Neil Wilson, chief market analyst at markets.com, warned, “The idea that we will be moving around anything like before is fanciful, at least in the near term.”

But Naeem Aslam, chief market analyst for AvaTrade, told Business Insider: “All of this optimism has helped oil prices record the longest run of daily gains in more than nine months. This further strengthens the argument that the worst may be over for oil. The supply and demand curve may reverse its course.”

No one knows how the economic restart will unfold, but there are almost certain to be some unanticipated wrinkles. The problem of storage capacity could be resolved if demand remains strong, but this is uncharted territory, and demand may falter if the recovery wavers.

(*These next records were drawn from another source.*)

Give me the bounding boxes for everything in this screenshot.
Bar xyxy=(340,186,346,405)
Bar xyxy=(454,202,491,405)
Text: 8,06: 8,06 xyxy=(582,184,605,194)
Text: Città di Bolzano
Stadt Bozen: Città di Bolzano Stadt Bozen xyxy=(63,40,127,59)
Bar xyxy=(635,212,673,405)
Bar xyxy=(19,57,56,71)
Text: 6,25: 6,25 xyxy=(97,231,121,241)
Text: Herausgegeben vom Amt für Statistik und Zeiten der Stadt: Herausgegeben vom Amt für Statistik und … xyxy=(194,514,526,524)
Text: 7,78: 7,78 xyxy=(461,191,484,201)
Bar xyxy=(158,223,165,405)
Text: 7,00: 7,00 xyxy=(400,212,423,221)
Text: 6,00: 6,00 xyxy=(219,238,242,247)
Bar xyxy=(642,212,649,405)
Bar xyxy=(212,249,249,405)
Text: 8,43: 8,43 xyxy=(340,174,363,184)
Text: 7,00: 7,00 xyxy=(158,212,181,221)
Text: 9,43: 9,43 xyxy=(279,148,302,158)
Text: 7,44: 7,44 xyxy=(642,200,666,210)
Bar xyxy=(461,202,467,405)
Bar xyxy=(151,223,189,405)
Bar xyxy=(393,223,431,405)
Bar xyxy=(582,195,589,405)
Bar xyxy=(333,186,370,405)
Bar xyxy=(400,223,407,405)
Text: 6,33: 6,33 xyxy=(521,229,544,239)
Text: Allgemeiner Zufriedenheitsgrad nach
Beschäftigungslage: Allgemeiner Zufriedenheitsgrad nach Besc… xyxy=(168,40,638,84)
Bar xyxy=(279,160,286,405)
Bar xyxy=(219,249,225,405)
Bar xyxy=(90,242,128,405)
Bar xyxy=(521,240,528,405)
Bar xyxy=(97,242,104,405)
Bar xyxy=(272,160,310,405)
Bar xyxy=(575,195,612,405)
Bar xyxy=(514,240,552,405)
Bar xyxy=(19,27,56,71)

The difference between spot prices (what it costs to buy a barrel of oil today) compared with futures contracts (what it costs to buy at a predetermined date a month or more away) has narrowed. That has reduced the incentive for traders to put oil into storage until the price increases.

Crude oil prices plunged worldwide as demand fell, and US prices turned negative for the first time in history two weeks ago as supply exceeded storage capacity in Cushing, Oklahoma, a key pipeline junction.

In response, traders and oil companies stored crude on idled tankers and in salt caverns. For a short time, there was no place to store excess supply, and in desperation, some considered using railroad tank cars as a stopgap measure.

Matt Elkott, a freight transportation analyst at Cowen and Co, said available railroad tank-car storage capacity in North America could, in theory, handle about 25 million barrels of crude oil.

“There is no evidence of oil being deployed to tank cars for storage yet,” he said in a research report. “Equipment suppliers do not appear to have had many promising customer inquiries in this regard.

“Additionally, railroads would most likely be opposed to the idea, even if regulators provided a temporary exemption for storage. One other concern is that storing oil in tank cars would accelerate their corrosion. The use of tank cars for storage cannot be ruled out, but is unlikely, at least for now,” he said.

In the US, BNSF Railway and Union Pacific Railroad said they aren’t interested in the business, while Canadian Pacific and Canadian National showed little interest, the Cowan analyst said.

Low prices have roiled the oil industry.

Marathon Petroleum’s shares are down about 48 percent since Jan 1, and about 55 percent below the 52-week high of $69.65 set Oct 29, 2019.

Marathon Petroleum on Tuesday reported a first-quarter loss of $2.7 billion compared with a profit of $503 million a year ago.